Il PiMUS deve essere elaborato in funzione della complessità del ponteggio scelto, con la valutazione delle condizioni di sicurezza realizzate attraverso l’adozione degli specifici sistemi utilizzati nella particolare realizzazione e in ciascuna fase di lavoro prevista.

Il piano può assumere la forma di un piano di applicazione generalizzata integrato da istruzioni e progetti particolareggiati per gli schemi speciali costituenti il ponteggio e messo a disposizione del preposto addetto alla sorveglianza e dei lavoratori interessati.

Quando è obbligatorio il PiMUS?

Il comma 1 dell’art. 134 D.Lgs. 81/08 prevede espressamente che nei cantieri dove si svolgono lavori in quota e in cui vengono utilizzati i ponteggi, deve essere tenuta ed esibita, a richiesta degli organi di vigilanza, una copia dell’autorizzazione alla costruzione e all’impiego del ponteggio e una copia del PiMUS.

Il PiMUS è obbligatorio per le seguenti tipologie di ponteggio:

  • per i ponteggi metallici fissi, in tutti i casi, indipendentemente da dimensioni, complessità e necessità di progetto;
  • per gli impalcati o altre opere provvisionali costruite con elementi di ponteggi metallici fissi;
  • per i ponteggi realizzati con elementi in legno.

I ponteggi fissi sono opere provvisionali che vengono allestite o impiegate per la realizzazione, la manutenzione e il recupero di opere edilizie nelle quali c’è il rischio di caduta dall’alto, ossia nei lavori in quota.

Sono definiti lavori in quota le attività lavorative che espongono il lavoratore al rischio di caduta da una quota posta ad altezza superiore a 2 metri rispetto a un piano stabile.

Il PiMUS deve essere redatto prima dell’inizio dei lavori di montaggio del ponteggio e deve essere aggiornato ogni qualvolta intervengano delle variazioni in corso d’opera.

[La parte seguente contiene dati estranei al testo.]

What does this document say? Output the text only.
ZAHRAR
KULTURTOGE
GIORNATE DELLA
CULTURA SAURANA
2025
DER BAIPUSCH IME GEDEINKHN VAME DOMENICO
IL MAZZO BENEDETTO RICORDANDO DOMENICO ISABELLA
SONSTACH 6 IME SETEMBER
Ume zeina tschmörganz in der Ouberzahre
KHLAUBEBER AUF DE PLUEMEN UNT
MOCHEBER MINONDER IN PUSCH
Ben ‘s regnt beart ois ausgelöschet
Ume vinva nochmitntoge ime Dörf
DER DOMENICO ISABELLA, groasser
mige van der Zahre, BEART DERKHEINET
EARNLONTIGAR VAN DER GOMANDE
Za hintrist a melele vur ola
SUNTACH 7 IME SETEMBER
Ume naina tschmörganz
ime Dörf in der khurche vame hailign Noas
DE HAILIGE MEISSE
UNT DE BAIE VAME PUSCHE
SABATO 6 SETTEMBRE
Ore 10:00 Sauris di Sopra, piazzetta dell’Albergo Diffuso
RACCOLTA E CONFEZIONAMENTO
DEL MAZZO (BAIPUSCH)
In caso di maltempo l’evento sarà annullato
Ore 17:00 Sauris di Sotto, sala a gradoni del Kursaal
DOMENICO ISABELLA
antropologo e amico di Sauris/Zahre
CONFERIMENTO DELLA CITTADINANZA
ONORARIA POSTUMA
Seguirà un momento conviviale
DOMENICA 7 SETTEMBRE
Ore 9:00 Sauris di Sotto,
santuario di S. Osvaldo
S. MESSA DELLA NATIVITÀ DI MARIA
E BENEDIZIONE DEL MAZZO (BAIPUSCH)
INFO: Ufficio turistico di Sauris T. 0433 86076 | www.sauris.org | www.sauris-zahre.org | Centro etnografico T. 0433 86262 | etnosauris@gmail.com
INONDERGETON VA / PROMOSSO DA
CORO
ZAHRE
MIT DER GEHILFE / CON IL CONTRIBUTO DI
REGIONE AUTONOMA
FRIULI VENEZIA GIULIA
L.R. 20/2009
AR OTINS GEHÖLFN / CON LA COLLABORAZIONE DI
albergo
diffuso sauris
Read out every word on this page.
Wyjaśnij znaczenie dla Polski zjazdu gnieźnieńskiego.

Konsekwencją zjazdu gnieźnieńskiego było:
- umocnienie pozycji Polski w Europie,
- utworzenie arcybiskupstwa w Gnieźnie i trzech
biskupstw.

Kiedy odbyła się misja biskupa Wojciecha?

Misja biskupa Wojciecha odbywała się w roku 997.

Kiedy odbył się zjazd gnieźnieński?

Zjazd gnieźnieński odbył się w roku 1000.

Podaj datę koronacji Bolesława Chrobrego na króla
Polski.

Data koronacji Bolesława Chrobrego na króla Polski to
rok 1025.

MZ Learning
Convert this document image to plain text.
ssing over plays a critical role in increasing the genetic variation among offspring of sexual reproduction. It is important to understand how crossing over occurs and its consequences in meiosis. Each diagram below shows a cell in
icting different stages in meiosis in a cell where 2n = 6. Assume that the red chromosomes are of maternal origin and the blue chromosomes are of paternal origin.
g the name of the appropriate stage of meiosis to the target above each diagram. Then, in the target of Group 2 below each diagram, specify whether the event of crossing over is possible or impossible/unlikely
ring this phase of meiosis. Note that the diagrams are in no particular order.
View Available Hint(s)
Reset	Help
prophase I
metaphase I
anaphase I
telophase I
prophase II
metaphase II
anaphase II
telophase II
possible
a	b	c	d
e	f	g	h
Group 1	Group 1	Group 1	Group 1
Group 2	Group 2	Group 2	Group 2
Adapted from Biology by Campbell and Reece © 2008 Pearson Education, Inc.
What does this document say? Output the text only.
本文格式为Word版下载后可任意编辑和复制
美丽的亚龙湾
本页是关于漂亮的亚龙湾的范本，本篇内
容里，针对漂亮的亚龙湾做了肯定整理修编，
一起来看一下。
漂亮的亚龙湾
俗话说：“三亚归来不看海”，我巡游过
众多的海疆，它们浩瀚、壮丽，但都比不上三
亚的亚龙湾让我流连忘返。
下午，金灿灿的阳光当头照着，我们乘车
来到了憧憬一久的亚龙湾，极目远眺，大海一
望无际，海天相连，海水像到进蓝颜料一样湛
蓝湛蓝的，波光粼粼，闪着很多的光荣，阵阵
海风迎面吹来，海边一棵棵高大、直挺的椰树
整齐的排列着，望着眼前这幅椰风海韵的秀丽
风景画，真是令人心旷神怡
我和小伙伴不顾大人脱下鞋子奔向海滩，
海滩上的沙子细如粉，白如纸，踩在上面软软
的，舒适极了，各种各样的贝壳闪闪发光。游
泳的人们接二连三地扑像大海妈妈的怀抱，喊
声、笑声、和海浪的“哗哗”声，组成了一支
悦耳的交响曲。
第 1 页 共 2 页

Il datore di lavoro provvede ad evidenziare le parti di ponteggio non pronte per l’uso, in particolare durante le operazioni di montaggio, smontaggio o trasformazione, mediante segnaletica di avvertimento di pericolo generico e delimitandole con elementi materiali che impediscono l’accesso alla zona di pericolo.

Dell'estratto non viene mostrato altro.